Cross-import overlays would allow module A to vend certain APIs only when module B is also imported:

However, if the implementation of modules A and B are both interdependent, that may not be sufficient. It is worth asking in that case whether they’re really separate modules then.

Have you looked into using the library stability features so that clients don’t have to be rebuilt with new versions of each library?

The thing with forward declarations in this scenario is that it's a compiler trick to break a dependency cycle, but conceptually the dependency cycle still exists.

3 Likes

As @xwu and @ebg have noted, the fact that the current division of modules requires forward declarations indicates that the modules aren't actually separate. Having worked on similarly huge code bases, I can say that untangling things into really distinct modules, especially while they're all under active development, is a hard job that takes a long time.

That said, I'd also suggest asking the higher level question, is optimizing build time worth the cost of a single developer doing nothing but rearranging the code for a couple of months. That was the case that had to be made within our organization at the time, and when management bought in, the job got done.

if the implementation of modules A and B are both interdependent

This probably depends on how we define "interdependent". Implementation modules A and B should never depend on one another in my case, but it is entirely possible that Implementation module A depends on API modules A and B, and Implementation module B also depends on API modules A and B. Realistically, this is probably more likely indirectly with a chain of API modules. We do still need the separation of API and Implementation.

Have you looked into using the library stability features so that clients don’t have to be rebuilt with new versions of each library?

If I understand correctly, this would require combining the API and implementation into the same module, and essentially, if only the implementation changes, we say that the change is "resilient". This would mean that these modules can depend on one another, which starts to get really hairy. If any change happens that is "non-resilient", the bubbling incremental build would be massive, and the web of dependencies would be very hard to control, so I don't think this is an option. The same problem exists where if public APIs depend on other public APIs, we end up with the equivalent of one giant module, and incremental builds become unreasonable for any non-resilient changes.

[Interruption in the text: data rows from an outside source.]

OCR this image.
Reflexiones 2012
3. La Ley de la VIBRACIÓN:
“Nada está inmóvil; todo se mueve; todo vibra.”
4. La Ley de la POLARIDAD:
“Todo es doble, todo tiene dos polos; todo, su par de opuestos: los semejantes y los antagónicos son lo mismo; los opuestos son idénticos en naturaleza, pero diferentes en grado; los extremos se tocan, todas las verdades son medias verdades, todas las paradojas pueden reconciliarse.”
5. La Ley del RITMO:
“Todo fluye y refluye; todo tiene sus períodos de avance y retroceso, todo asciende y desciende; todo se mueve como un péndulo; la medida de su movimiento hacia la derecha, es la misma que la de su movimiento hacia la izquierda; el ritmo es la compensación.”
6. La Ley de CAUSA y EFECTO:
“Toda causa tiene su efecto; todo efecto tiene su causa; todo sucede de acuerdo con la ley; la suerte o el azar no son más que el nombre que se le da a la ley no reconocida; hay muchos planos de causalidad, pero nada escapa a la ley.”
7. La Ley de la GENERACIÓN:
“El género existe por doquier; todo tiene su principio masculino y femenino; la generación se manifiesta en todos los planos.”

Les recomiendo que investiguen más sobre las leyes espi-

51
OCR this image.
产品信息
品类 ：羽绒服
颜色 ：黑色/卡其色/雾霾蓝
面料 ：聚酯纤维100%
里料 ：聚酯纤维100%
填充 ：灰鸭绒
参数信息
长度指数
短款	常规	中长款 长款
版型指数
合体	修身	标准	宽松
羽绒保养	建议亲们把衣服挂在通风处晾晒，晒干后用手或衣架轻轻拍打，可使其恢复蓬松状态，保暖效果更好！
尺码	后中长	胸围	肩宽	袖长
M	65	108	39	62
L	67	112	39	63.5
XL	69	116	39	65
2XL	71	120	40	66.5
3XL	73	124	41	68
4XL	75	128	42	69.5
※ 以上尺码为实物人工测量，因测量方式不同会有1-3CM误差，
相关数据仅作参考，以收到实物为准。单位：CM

the fact that the current division of modules requires forward declarations indicates that the modules aren't actually separate

While I agree from a conceptual point of view, practically, that doesn't apply at this scale. In a codebase with almost 200 devs committing code daily, it's not practical to have a singular bottleneck API layer that would cause the entire app to be rebuilt. Copy-pasting common protocols or classes is also not a maintainable approach. The API has to be split up and we have to use tricks like forward declarations to make incremental builds reasonable. While some progress could be made in untangling some dependencies, the nature of the codebase probably doesn't allow for a full untangling.

In short, the APIs have to be split, are semantically interrelated, but need to not depend on one another for the sake of build performance.